Peace in our children's time

Click to follow
The Independent Online
Playing to the crowd, as always, Boris Yeltsin flamboyantly flourished a pen, keeping the world waiting just a few more moments, before grinning broadly and signing on the dotted line.

The long-awaited Nato-Russia security pact, cumbersomely called the Founding Act on Mutual Relations, Co-operation and Security, was finalised at last. Seven years after Nato "stretched out the hand of friendship" to its Warsaw Pact enemy at a ceremony in London's Lancaster House, the Western alliance yesterday offered Mr Yeltsin permanent partnership and a strategic relationship.

As the Yeltsin pen was raised once more, to sign the treaty that puts a formal seal on the end of the Cold War and creates the possibility of a security pact spanning the entire northern hemisphere from Vancouver to Vladivostok, Jacques Chirac, the French President, started to clap quietly. One by one the line-up of 16 Nato leaders followed suit and a ripple of applause swept through the Elysee's Salles des Fetes.

Even Tony Blair and Bill Clinton stopped their boyish gossiping for a moment to look up and pay tribute to what was possibly the most significant turning point yet in Nato-Russian relations.

In the Cour d'Honneur outside, red plumes flicked in the breeze on the helmets of the French President's Republican guard - the only uniforms on show on this day of "partnership and peace".

Mr Yeltsin was once again looking around for cameras which nearly smashed the Elysee chandeliers as they swung round for this next photo opportunity: the moment when Mr Yeltsin and Xavier Solana, the Nato Secretary-General, sealed their new pact with a kiss.

It had been, from the start, one of those kissing, hugging, patting, days.

Anxieties were, of course, in the air. Mr Chirac had to try to put the French elections to the back of his mind. Mr Yeltsin caused a minor flurry of concern in Nato high command by making a surprise announcement about nuclear warheads, which nobody seemed to understand. And the question of whether Russia would "follow up" the new pact was already being hotly debated in the corridors.

In the end, however, no worries were allowed to taint this latest "new dawn".

For Mr Blair, in his first outing onto the world stage, the love-in with Mr Yeltsin began with a private breakfast at the Russian residence. Over blinis and smoked salmon, Mr Yeltsin flattered the new Prime Minister, telling him he had "good eyes, the right mind, the right age and good experience". In fact, added Mr Yeltsin: "I believe Great Britain is in the right hands." Mr Blair accepted his invitation to visit Moscow later this year when a joint declaration on fighting international crime will be signed.

And the Foreign Office announced that as part of the new spirit of goodwill, a British drugs liaison officer will be attached to the Moscow embassy from next month.

At the Elysee, Mr Clinton, leaning on a stick, and Mr Yeltsin, looking frail, took their seats for the speeches. "I will be candid with you, reaching agreement has not been easy," said Mr Yeltsin.

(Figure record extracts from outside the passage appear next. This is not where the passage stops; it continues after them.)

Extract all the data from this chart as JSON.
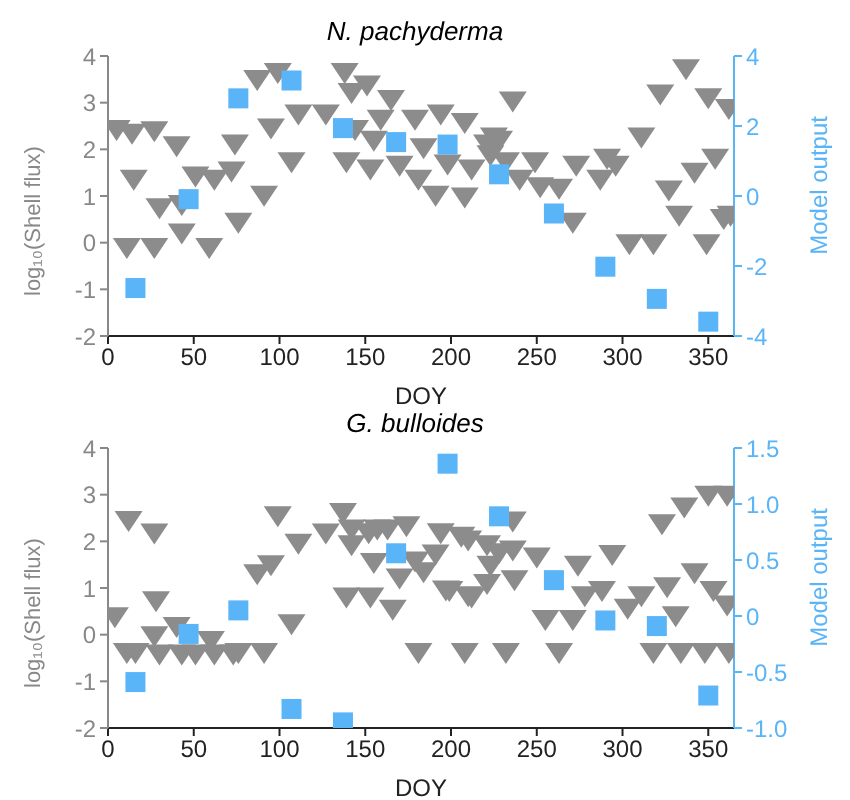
{
  "chart_data": [
    {
      "type": "scatter",
      "title": "N. pachyderma",
      "xlabel": "DOY",
      "ylabel": "log₁₀(Shell flux)",
      "y2label": "Model output",
      "xlim": [
        0,
        365
      ],
      "xticks": [
        0,
        50,
        100,
        150,
        200,
        250,
        300,
        350
      ],
      "ylim": [
        -2,
        4
      ],
      "yticks": [
        -2,
        -1,
        0,
        1,
        2,
        3,
        4
      ],
      "y2lim": [
        -4,
        4
      ],
      "y2ticks": [
        -4,
        -2,
        0,
        2,
        4
      ],
      "series": [
        {
          "color": "#8c8c8c",
          "marker": "triangle",
          "x": [
            5,
            14,
            27,
            40,
            15,
            30,
            43,
            11,
            27,
            59,
            43,
            51,
            62,
            72,
            74,
            76,
            91,
            95,
            87,
            99,
            107,
            111,
            127,
            138,
            142,
            151,
            139,
            144,
            155,
            159,
            165,
            153,
            170,
            179,
            181,
            184,
            191,
            194,
            198,
            208,
            208,
            212,
            221,
            225,
            228,
            223,
            236,
            232,
            240,
            249,
            252,
            263,
            273,
            271,
            287,
            291,
            296,
            304,
            318,
            311,
            322,
            327,
            333,
            337,
            342,
            349,
            350,
            354,
            359,
            362,
            363
          ],
          "values": [
            2.45,
            2.37,
            2.42,
            2.1,
            1.38,
            0.77,
            0.23,
            -0.08,
            -0.08,
            -0.08,
            0.84,
            1.45,
            1.38,
            1.56,
            2.14,
            0.46,
            1.04,
            2.48,
            3.52,
            3.67,
            1.76,
            2.78,
            2.78,
            3.67,
            3.24,
            3.4,
            1.76,
            2.45,
            2.22,
            2.67,
            3.09,
            1.6,
            1.68,
            2.67,
            1.38,
            2.06,
            1.04,
            2.78,
            1.71,
            2.6,
            1.0,
            1.6,
            2.14,
            2.29,
            2.22,
            1.91,
            3.06,
            1.76,
            1.38,
            1.76,
            1.22,
            1.19,
            1.68,
            0.46,
            1.38,
            1.83,
            1.68,
            0,
            0,
            2.29,
            3.21,
            1.15,
            0.61,
            3.75,
            1.53,
            0,
            3.13,
            1.83,
            0.54,
            2.9,
            0.61
          ]
        },
        {
          "color": "#5ab4f8",
          "marker": "square",
          "axis": "y2",
          "x": [
            16,
            47,
            76,
            107,
            137,
            168,
            198,
            228,
            260,
            290,
            320,
            350
          ],
          "values": [
            -2.63,
            -0.09,
            2.79,
            3.3,
            1.94,
            1.54,
            1.47,
            0.62,
            -0.5,
            -2.02,
            -2.94,
            -3.59
          ]
        }
      ]
    },
    {
      "type": "scatter",
      "title": "G. bulloides",
      "xlabel": "DOY",
      "ylabel": "log₁₀(Shell flux)",
      "y2label": "Model output",
      "xlim": [
        0,
        365
      ],
      "xticks": [
        0,
        50,
        100,
        150,
        200,
        250,
        300,
        350
      ],
      "ylim": [
        -2,
        4
      ],
      "yticks": [
        -2,
        -1,
        0,
        1,
        2,
        3,
        4
      ],
      "y2lim": [
        -1,
        1.5
      ],
      "y2ticks": [
        {
          "value": -1,
          "label": "-1.0"
        },
        -0.5,
        0,
        0.5,
        {
          "value": 1,
          "label": "1.0"
        },
        1.5
      ],
      "series": [
        {
          "color": "#8c8c8c",
          "marker": "triangle",
          "x": [
            4,
            12,
            27,
            28,
            11,
            16,
            27,
            30,
            40,
            43,
            51,
            60,
            62,
            73,
            76,
            91,
            87,
            95,
            99,
            107,
            111,
            127,
            137,
            139,
            142,
            142,
            152,
            153,
            155,
            157,
            163,
            166,
            170,
            174,
            179,
            181,
            184,
            191,
            194,
            197,
            206,
            208,
            212,
            210,
            210,
            199,
            221,
            223,
            221,
            228,
            236,
            236,
            237,
            232,
            250,
            255,
            263,
            271,
            274,
            278,
            288,
            294,
            303,
            311,
            318,
            323,
            326,
            331,
            334,
            336,
            342,
            348,
            350,
            353,
            361,
            362,
            361
          ],
          "values": [
            0.41,
            2.47,
            2.2,
            0.75,
            -0.36,
            -0.36,
            0,
            -0.39,
            0.2,
            -0.39,
            -0.39,
            -0.1,
            -0.39,
            -0.39,
            -0.36,
            -0.36,
            1.33,
            1.52,
            2.57,
            0.26,
            1.98,
            2.2,
            2.64,
            0.83,
            2.29,
            1.95,
            2.21,
            0.83,
            1.57,
            2.29,
            2.29,
            0.57,
            1.24,
            2.36,
            1.6,
            -0.36,
            1.37,
            1.75,
            2.21,
            0.98,
            2.13,
            -0.36,
            0.83,
            2.05,
            0.86,
            0.97,
            1.95,
            1.51,
            1.12,
            1.78,
            2.46,
            1.84,
            1.2,
            -0.36,
            1.69,
            0.35,
            -0.36,
            0.35,
            1.51,
            0.86,
            0.97,
            1.74,
            0.59,
            0.86,
            -0.36,
            2.4,
            1.05,
            0.43,
            -0.36,
            2.76,
            1.35,
            -0.36,
            3.01,
            0.97,
            3.01,
            -0.36,
            0.66
          ]
        },
        {
          "color": "#5ab4f8",
          "marker": "square",
          "axis": "y2",
          "x": [
            16,
            47,
            76,
            107,
            137,
            168,
            198,
            228,
            260,
            290,
            320,
            350
          ],
          "values": [
            -0.59,
            -0.16,
            0.05,
            -0.83,
            -0.95,
            0.56,
            1.36,
            0.89,
            0.32,
            -0.04,
            -0.09,
            -0.71
          ]
        }
      ]
    }
  ]
}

But, he said, the partnership "is a victory for reason".

Mr Chirac declared the deal was "built on the ruins of World War Two - from now on we can banish old reflexes and help develop mutual trust." Helmut Kohl, the German Chancellor, said that never again must the "pursuit of prestige by nation states be allowed to bring about war".

The British Prime Minister struck a more personal note. "My father fought in the last great European war. I was a child of the Cold War era, raised amid the constant fear of conflict ... no such fear exists today". It was Mr Blair and Mr Clinton who featured most prominently in the final photo opportunity as the President gave the British Prime Minister an enthusiastic thumbs-up.

Mr Clinton's triumphal day was marred by news from Washington, where the Supreme Court gave the go-ahead to a court case brought by Paula Jones, a former state employee in the President's home state of Arkansas, who has made sexual harassment allegations against Mr Clinton. The possibility that a President could face sex charges threatened to overshadow a trip from which he had been expected to emerge as world statesman par excellence.

Presidency at risk, page 2

Cold War spymaster escapes jail, page 12

New detente, page 14

Ours is the first generation able to contemplate the possibility that we may live our entire lives without going to war or sending our children to war.

Tony Blair

This NATO will work with Russia, not against it ... these are new times. ... The veil of hostility between East and West is lifted.

Bill Clinton

Everything that is aimed at countries present here, all of those weapons, are going to have their warheads removed.